‘J’ai Du Coeur Au Ventre’!
Memories and bravery
Memories fly through the mind like landscapes out of a train window, moving swiftly to its destination. For writer and poet Ian C. Smith, the memories encompass a time-worn saying, “J’ai Du Coeur Au Ventre,” an old French saying meaning “I am brave.”
A lad sits in shadow at a railway station waiting out the night, dreaming of ocean-deafened escapades, of tidesong. This is black char of fire Australia stripped bare, where the horizon shimmers like a hallucination under a blazing sun. In the ticking silence a guard dog stares from a gravel yard.
Showering, I can’t see beyond my gut, grown stealthily during this sprint of years as I zoom through precious time. Shrugging into a T-shirt I marvel at how long I have unthinkingly worn this relic, clothes low on my must have list, ditto T-shirt messages.

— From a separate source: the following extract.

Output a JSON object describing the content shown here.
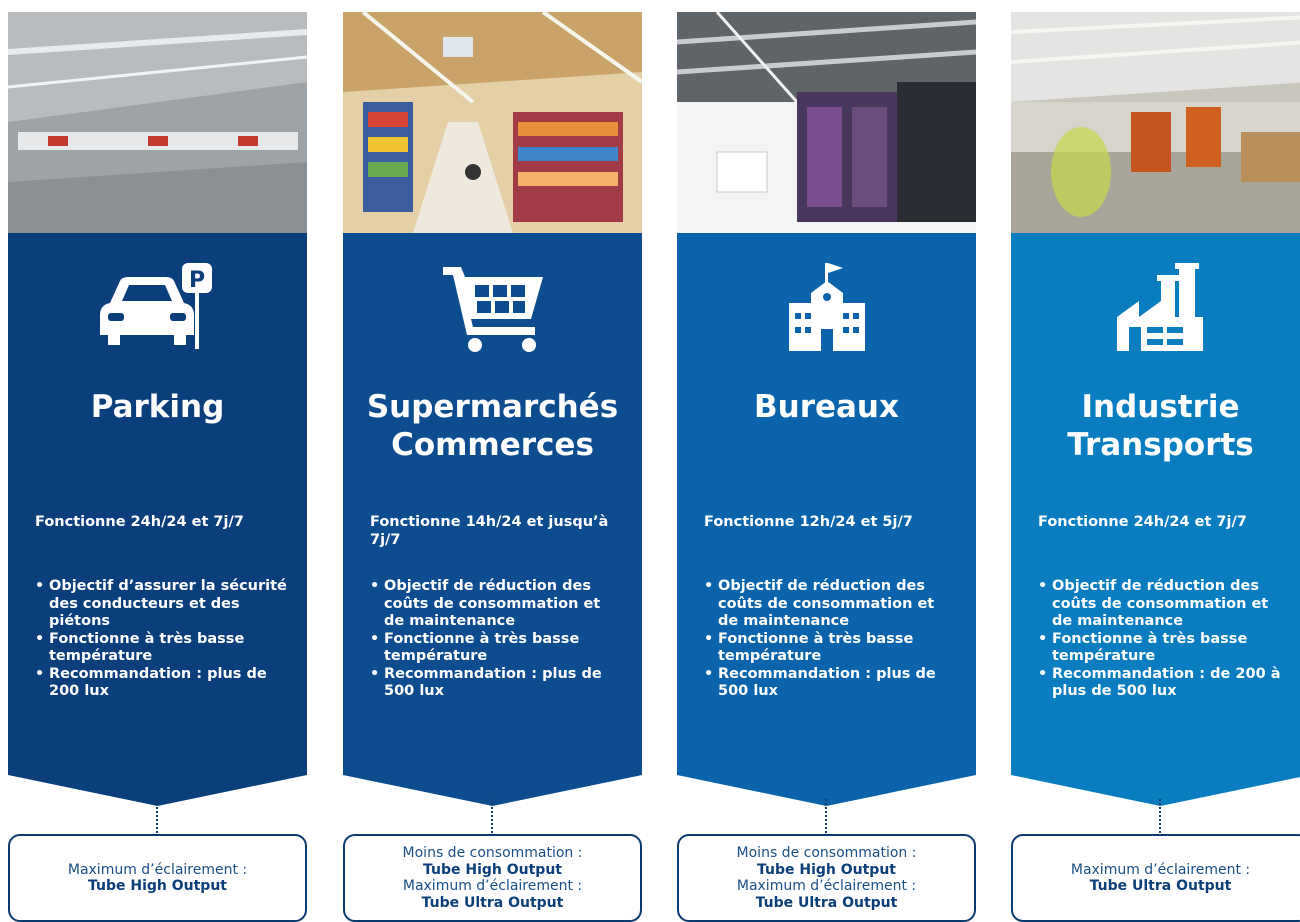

Sixteen years, I estimate, admiring its good souvenir breeding as I mind-track over places we have been on show, activities this stout cloth has served, its colours faded to pastel, a well-travelled, stretched, scoured, weather-beaten veteran.

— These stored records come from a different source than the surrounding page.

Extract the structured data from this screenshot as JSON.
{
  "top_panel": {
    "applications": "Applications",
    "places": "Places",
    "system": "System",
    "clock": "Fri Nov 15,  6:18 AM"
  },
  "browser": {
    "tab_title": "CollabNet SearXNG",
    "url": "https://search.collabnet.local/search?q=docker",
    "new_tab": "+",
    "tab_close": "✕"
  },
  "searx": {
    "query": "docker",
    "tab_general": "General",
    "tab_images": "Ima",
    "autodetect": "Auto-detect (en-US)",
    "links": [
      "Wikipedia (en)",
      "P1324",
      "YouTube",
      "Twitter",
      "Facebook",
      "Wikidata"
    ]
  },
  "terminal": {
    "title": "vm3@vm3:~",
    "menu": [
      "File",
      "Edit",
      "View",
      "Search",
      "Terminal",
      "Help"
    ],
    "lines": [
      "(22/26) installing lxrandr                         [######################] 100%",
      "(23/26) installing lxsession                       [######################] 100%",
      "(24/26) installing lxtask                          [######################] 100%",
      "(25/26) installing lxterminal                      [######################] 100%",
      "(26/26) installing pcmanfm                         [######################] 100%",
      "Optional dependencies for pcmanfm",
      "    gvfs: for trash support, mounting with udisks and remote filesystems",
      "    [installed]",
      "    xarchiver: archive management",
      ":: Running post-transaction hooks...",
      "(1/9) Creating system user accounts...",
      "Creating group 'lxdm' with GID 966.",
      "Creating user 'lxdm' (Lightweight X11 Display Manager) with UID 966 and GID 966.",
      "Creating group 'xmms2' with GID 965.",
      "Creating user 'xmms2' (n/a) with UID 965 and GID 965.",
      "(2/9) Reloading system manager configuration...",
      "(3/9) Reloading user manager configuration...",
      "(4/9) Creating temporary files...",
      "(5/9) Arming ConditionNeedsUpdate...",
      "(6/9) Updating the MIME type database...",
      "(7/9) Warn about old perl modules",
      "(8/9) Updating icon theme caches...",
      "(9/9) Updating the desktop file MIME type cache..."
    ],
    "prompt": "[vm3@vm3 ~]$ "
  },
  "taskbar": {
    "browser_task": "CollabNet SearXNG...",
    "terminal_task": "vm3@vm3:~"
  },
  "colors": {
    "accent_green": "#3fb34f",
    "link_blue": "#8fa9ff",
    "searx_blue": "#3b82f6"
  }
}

School was structured savagery with one exception, a lone adult like a safe house, his language teacher – isn’t it always? – an inspiration who never blistered him. The pen is mightier than the sword was that gentle man’s timeworn motto, one the lad’s banshee mother also quoted among other motley saws in her quasi-educated repertoire of shackled despair.
Before tossing that T-shirt in the tub again, this gift from Quebecois visitors to Australia who hosted me many years earlier, turning our considerable language-gap into hilarity, a joyful interlude on my hitchhiking odyssey of North America, I peer in the mirror at its forgotten cartoon. A chubby little guy puffs uphill on the hard part, a winding road behind him with scenes of life on Earth. His heart bursts clean out of his chest, sweat flying, I have guts, the caption’s translation.

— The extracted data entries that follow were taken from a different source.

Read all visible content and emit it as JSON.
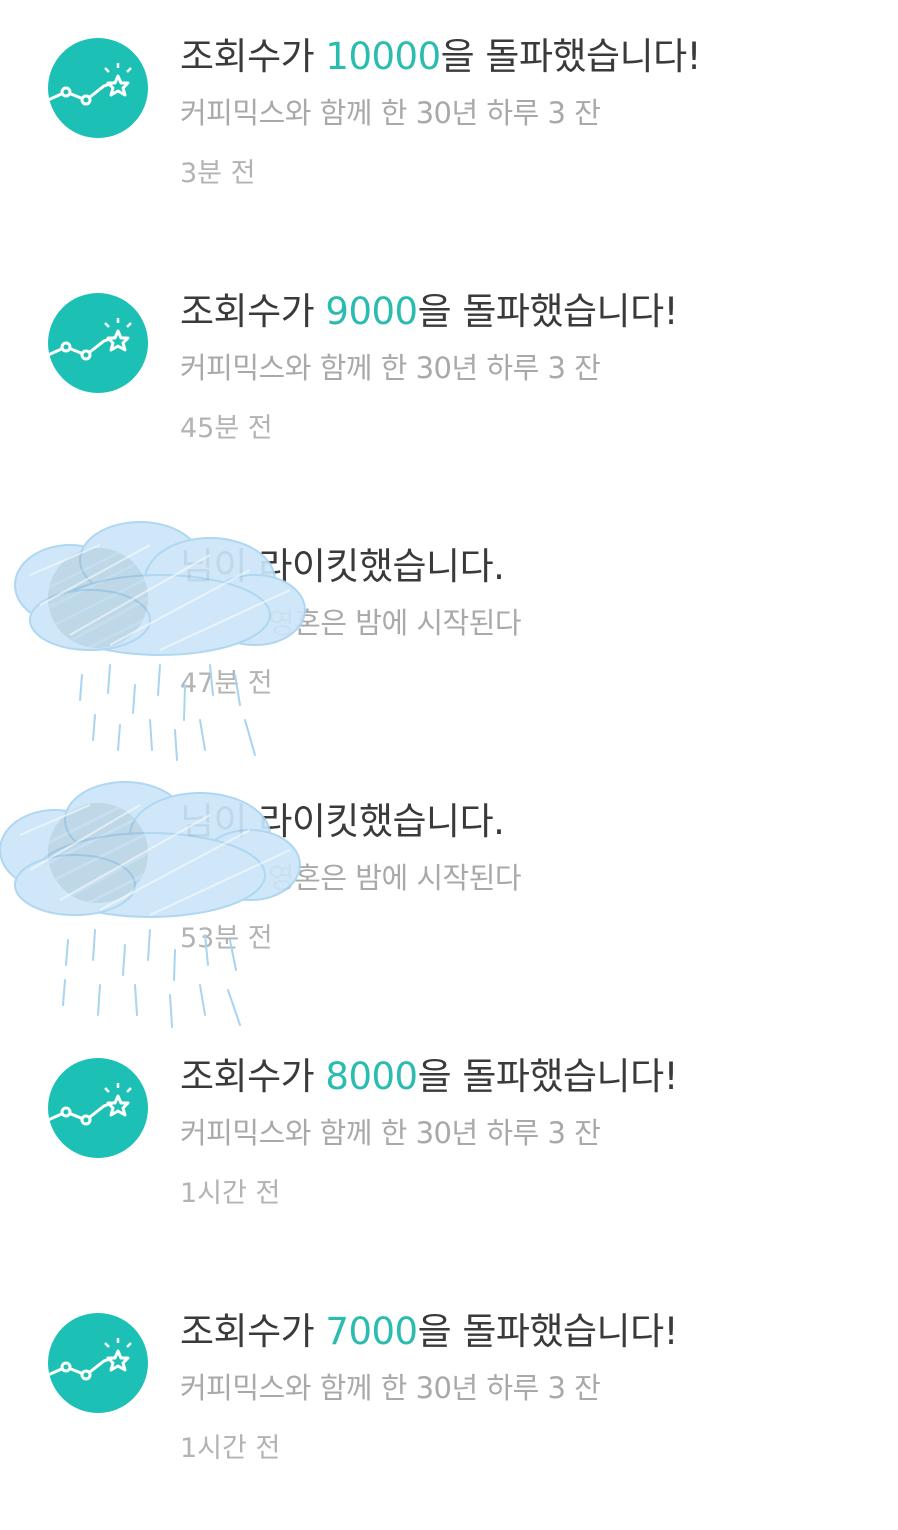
{
  "notifications": [
    {
      "type": "views",
      "icon": "chart-star-icon",
      "title_prefix": "조회수가 ",
      "title_highlight": "10000",
      "title_suffix": "을 돌파했습니다!",
      "subtitle": "커피믹스와 함께 한 30년 하루 3 잔",
      "time": "3분 전"
    },
    {
      "type": "views",
      "icon": "chart-star-icon",
      "title_prefix": "조회수가 ",
      "title_highlight": "9000",
      "title_suffix": "을 돌파했습니다!",
      "subtitle": "커피믹스와 함께 한 30년 하루 3 잔",
      "time": "45분 전"
    },
    {
      "type": "like",
      "icon": "user-avatar",
      "title_highlight": "",
      "title_suffix": "님이 라이킷했습니다.",
      "subtitle": "영혼은 밤에 시작된다",
      "time": "47분 전"
    },
    {
      "type": "like",
      "icon": "user-avatar",
      "title_highlight": "",
      "title_suffix": "님이 라이킷했습니다.",
      "subtitle": "영혼은 밤에 시작된다",
      "time": "53분 전"
    },
    {
      "type": "views",
      "icon": "chart-star-icon",
      "title_prefix": "조회수가 ",
      "title_highlight": "8000",
      "title_suffix": "을 돌파했습니다!",
      "subtitle": "커피믹스와 함께 한 30년 하루 3 잔",
      "time": "1시간 전"
    },
    {
      "type": "views",
      "icon": "chart-star-icon",
      "title_prefix": "조회수가 ",
      "title_highlight": "7000",
      "title_suffix": "을 돌파했습니다!",
      "subtitle": "커피믹스와 함께 한 30년 하루 3 잔",
      "time": "1시간 전"
    }
  ],
  "colors": {
    "accent": "#1cc0b4",
    "highlight_text": "#2bbcb0",
    "title_text": "#3a3a3a",
    "sub_text": "#a9a9a9",
    "redaction_scribble": "#b9dcf3"
  }
}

He knows his parents will skewer each other now he has finally left. They would bite their own tails. He hopes, in the way of hurt lads, they might regret his absence, or die of the plague, as he boards the dawn train to uncertainty, a gipsy leaving the encampment at the cyclone-wire end of town in a blur believing, because he is still so young, forever yawns ahead, he is finished with weeping, and has escaped memory’s cud.
Ian C Smith’s work has been widely published. He writes in the Gippsland Lakes region of Victoria, and on Flinders Island, Tasmania.